7 votes

Zig, parser combinators - and why they're awesome

4 comments

  1. [4]
    vektor
    Link
    Just briefly scrolling through this, I can't seem to find where it answers my perpetual question when it comes to parsers: How do I actually get the result? I usually end up writing my own,...

    Just briefly scrolling through this, I can't seem to find where it answers my perpetual question when it comes to parsers: How do I actually get the result? I usually end up writing my own, because I can't figure out how [hot parser library] gives me the resulting values. I don't care much whether this is malformed JSON, I want to find out what's in it.

    1 vote
    1. [3]
      Thra11
      Link Parent
      So as I understand it, this bit shows it actually being used: var p = &one_of.parser; var result = try p.parse(allocator, &reader); The idea is that they've combined some basic building blocks (A...

      So as I understand it, this bit shows it actually being used:

      var p = &one_of.parser;
      var result = try p.parse(allocator, &reader);
      

      The idea is that they've combined some basic building blocks (A Parser, Literal, which parses string literals, A parser combinator, OneOf, which takes a list of Parsers and tries them each in turn until one of them succeeds) to get a more complex Parser which tries to parse one of either "dog", "cat" or "sheep". This is var p. To get the result, they call parse. It takes:

      • an Allocator, which is largely irrelevant as far as parser combinators are concerned. It's just there because assuming success, parse needs to be able to allocate somewhere to put the result.
      • a Reader. This is the real input. It's any type that can provide a sequence of bytes through the Reader interface.
        and returns a result, which in this case is either null or a string, depending whether the input given was one of the strings it was looking for.

      I didn't find this article particularly easy to follow myself. I assumed that was because while I've met parser combinators before (mostly in Haskell's Parsec and friends), I'm really new to zig. Also, parser combinators get more interesting when you have more different sorts to chain together. Then they can be a quite elegant at expressing things like, "Skip a {, followed by zeroOrMore whitespace, then parse a literal which is oneOf these keys, skip a :, skip zeroOrMore whitespace, parse a something, then skip more whitespace, followed by }". (Such a parser should be able to take input like { knownKey: someValueOrOther } and return a list or tuple containing (knownKey, someValueOrOther), and because it is itself a parser, you can combine it with parser combinators to e.g. parse "at least one such expression").

      I feel like this particular article isn't particularly good as an introduction to parser combinators. It reads more as someone who's fairly familiar with parser combinators and is excited to implement them in zig. A better introduction to parser combinators in zig would require them to implement some more building blocks first so as to provide some more engaging examples.

      2 votes
      1. [2]
        vektor
        Link Parent
        Thanks for the detailed explanation! Oh, I have met parser combinators before, and they are a neat tool, absolutely. I wasn't so much confused about the modalities of building one, but more about...

        Thanks for the detailed explanation!

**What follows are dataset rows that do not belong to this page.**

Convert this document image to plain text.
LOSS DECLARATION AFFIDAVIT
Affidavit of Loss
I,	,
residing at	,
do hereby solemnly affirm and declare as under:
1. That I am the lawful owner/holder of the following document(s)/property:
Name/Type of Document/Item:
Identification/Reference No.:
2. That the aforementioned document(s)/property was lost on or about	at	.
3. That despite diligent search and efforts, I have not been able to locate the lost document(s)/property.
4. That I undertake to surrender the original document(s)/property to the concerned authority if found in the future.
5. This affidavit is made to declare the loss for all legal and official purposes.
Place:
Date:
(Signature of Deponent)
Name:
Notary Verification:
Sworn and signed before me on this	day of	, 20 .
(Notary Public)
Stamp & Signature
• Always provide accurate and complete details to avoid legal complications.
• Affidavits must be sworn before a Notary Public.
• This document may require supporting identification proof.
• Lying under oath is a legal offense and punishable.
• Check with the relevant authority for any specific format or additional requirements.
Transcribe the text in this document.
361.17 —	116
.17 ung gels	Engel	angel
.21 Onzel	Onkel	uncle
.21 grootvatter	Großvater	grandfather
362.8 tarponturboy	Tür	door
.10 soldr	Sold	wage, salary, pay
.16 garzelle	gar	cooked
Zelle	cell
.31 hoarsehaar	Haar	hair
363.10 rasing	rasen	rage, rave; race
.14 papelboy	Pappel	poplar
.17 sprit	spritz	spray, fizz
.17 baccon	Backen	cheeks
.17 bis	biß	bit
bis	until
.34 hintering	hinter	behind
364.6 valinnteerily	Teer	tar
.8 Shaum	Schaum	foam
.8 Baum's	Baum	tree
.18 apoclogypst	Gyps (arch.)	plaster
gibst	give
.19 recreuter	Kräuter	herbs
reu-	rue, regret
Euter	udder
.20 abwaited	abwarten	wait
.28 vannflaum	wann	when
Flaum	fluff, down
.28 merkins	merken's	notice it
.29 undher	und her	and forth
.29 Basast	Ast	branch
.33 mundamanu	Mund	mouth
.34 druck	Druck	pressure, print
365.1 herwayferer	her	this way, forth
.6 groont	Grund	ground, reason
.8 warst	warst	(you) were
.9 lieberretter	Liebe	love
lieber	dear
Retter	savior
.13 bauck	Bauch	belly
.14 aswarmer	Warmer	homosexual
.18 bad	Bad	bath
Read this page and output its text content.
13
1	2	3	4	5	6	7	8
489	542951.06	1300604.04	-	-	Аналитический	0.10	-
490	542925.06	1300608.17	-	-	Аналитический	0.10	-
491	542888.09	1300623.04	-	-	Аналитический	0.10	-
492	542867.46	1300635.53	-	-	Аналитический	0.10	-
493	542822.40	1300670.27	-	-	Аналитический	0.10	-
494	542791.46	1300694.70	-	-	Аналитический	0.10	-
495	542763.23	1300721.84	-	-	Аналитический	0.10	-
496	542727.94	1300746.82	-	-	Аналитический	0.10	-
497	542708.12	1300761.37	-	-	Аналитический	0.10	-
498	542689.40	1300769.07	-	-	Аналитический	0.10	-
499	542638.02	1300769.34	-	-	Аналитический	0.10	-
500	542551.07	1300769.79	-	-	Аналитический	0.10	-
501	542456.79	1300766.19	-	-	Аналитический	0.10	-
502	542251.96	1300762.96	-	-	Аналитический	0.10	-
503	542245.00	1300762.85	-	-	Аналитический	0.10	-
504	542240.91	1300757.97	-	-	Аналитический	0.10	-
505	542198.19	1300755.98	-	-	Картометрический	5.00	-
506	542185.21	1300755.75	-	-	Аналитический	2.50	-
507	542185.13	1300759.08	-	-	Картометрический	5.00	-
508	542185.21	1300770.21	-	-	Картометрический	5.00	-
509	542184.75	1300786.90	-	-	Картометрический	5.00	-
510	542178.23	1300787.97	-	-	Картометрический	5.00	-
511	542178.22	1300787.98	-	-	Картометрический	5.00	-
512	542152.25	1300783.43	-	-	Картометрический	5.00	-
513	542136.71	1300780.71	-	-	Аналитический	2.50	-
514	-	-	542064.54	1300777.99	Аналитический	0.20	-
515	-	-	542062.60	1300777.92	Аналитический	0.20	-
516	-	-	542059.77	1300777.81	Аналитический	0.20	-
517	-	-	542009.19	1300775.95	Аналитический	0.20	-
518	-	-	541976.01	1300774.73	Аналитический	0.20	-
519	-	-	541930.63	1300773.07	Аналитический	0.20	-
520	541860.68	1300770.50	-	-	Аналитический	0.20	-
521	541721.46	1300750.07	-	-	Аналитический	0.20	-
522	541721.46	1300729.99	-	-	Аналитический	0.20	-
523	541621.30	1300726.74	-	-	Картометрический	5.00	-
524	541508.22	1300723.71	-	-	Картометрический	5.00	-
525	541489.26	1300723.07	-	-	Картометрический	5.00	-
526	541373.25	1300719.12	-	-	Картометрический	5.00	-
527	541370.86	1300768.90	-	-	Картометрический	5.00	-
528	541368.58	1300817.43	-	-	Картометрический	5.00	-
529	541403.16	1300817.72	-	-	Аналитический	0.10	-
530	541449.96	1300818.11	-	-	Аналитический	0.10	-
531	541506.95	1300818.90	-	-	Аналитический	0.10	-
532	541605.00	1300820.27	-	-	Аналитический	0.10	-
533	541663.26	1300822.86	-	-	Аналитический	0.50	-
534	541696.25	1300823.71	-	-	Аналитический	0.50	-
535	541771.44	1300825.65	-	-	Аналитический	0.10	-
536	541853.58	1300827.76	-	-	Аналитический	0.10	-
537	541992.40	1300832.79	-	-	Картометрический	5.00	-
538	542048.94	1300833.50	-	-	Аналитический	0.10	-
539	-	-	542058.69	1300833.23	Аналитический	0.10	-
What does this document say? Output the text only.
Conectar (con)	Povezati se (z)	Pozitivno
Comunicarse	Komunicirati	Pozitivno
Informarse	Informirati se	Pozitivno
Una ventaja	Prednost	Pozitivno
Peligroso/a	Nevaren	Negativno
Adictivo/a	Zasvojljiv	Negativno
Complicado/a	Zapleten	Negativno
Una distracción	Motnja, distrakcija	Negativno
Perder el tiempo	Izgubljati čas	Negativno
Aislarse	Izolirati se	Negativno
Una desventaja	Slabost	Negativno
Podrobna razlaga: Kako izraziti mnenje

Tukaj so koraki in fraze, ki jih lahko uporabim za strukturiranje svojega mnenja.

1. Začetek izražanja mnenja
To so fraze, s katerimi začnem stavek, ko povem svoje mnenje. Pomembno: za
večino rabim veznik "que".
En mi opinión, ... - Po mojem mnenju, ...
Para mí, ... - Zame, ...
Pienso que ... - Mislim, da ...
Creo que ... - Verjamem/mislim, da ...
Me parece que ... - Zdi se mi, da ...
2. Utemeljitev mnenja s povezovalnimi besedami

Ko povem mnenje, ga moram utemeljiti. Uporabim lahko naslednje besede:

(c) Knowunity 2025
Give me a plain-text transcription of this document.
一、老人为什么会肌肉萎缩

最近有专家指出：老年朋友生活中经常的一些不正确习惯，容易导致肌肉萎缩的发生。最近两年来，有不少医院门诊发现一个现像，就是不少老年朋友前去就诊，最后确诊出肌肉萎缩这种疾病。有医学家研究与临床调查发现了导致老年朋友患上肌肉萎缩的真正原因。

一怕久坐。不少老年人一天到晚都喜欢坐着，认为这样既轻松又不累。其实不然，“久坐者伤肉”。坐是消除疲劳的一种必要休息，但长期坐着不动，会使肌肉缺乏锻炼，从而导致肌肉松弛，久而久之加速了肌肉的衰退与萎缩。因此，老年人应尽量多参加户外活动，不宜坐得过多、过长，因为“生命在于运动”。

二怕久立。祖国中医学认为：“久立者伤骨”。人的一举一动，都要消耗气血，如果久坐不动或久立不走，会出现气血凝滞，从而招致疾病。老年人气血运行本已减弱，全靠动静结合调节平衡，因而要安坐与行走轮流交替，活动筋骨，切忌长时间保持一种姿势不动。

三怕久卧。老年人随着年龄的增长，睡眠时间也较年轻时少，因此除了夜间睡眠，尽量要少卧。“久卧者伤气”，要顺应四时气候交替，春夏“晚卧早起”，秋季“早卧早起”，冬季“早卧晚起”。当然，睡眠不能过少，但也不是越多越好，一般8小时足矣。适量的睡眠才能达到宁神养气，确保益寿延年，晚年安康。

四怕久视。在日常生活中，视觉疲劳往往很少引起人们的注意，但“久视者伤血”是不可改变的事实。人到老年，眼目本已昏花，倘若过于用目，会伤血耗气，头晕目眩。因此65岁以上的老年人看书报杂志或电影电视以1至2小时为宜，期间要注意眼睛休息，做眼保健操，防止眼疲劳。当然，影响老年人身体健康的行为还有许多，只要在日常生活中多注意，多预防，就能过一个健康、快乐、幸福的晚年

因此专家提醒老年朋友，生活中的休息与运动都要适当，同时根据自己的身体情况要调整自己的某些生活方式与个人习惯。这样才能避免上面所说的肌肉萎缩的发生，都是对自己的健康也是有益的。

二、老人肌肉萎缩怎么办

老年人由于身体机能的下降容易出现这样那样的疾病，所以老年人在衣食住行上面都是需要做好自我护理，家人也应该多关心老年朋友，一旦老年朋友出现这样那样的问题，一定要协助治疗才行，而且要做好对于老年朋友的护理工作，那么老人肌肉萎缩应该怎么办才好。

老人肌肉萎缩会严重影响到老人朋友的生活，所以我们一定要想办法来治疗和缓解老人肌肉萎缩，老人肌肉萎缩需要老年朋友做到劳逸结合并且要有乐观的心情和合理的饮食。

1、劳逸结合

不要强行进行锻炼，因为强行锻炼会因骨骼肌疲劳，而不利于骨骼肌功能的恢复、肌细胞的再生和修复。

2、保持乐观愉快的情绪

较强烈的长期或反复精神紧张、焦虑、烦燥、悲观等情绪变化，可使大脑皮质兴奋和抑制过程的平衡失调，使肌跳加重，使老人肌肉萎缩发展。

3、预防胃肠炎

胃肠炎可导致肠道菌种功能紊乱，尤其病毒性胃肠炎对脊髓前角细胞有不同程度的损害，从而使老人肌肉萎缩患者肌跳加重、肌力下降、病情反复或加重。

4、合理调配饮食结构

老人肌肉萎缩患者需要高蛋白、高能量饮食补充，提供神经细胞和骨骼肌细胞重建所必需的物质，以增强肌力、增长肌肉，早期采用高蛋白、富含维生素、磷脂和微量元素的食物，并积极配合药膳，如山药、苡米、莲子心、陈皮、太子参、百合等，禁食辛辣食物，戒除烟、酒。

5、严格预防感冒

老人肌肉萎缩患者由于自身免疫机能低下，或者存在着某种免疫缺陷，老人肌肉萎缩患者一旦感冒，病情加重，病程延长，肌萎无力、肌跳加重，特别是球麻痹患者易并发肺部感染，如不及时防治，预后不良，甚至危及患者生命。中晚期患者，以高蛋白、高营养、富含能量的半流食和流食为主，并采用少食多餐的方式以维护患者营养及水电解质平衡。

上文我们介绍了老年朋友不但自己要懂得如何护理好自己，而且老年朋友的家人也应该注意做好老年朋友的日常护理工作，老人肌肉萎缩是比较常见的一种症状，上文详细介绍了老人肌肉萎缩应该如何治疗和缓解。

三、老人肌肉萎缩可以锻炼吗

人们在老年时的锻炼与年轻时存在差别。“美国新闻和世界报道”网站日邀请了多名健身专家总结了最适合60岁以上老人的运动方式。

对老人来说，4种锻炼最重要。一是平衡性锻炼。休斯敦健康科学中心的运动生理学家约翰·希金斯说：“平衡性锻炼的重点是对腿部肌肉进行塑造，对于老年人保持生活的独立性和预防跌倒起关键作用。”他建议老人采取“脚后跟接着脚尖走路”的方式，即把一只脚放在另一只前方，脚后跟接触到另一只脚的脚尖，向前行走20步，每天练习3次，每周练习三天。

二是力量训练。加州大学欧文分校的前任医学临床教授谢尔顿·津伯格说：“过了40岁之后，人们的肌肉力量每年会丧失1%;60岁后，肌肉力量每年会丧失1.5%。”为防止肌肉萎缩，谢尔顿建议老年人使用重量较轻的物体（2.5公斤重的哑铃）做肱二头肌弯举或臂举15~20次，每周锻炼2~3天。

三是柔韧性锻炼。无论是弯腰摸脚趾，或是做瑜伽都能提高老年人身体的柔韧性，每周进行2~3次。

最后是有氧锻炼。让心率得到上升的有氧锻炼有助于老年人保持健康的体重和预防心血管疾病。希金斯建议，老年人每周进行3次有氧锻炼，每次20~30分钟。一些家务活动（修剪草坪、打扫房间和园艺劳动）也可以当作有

        Oh, I have met parser combinators before, and they are a neat tool, absolutely. I wasn't so much confused about the modalities of building one, but more about how to use this parser - or any parser, really - to extract a nugget of information out of a string of some kind of formal language. Maybe this is because all of my interactions with parsers and regexes are always so touch and go: Use it for this one case you need them, build it, test it, forget it. See you in half a year. The know-how just won't stick. Talking about regexes, maybe that contributes to my confusion, because what you usually do with them is just match them. Regexes are in a way as modular as parser combinators (just they did it decades earlier), but I'm not even sure you can use them to yield results that you're interested in.

        2 votes
        1. skybrian
          Link Parent
          There are a couple of different ways to go, depending on what you want the output to look like. Sometimes you're building something like an abstract syntax tree, in which case each parse function...

          There are a couple of different ways to go, depending on what you want the output to look like.

          Sometimes you're building something like an abstract syntax tree, in which case each parse function can construct and return the AST node for the part of the tree that it parsed.

          Alternatively, you are building some kind of table. In this case the table gets passed in as an argument, or in an object-oriented language, it's typically a field in the class that all the parse methods belong to. Each parse method adds entries to the table as it parses. This is how a list of errors can be collected, for example.

          At least, that's how it's done for hand-written parsers in non-functional languages. I assume functional languages have their own tricks.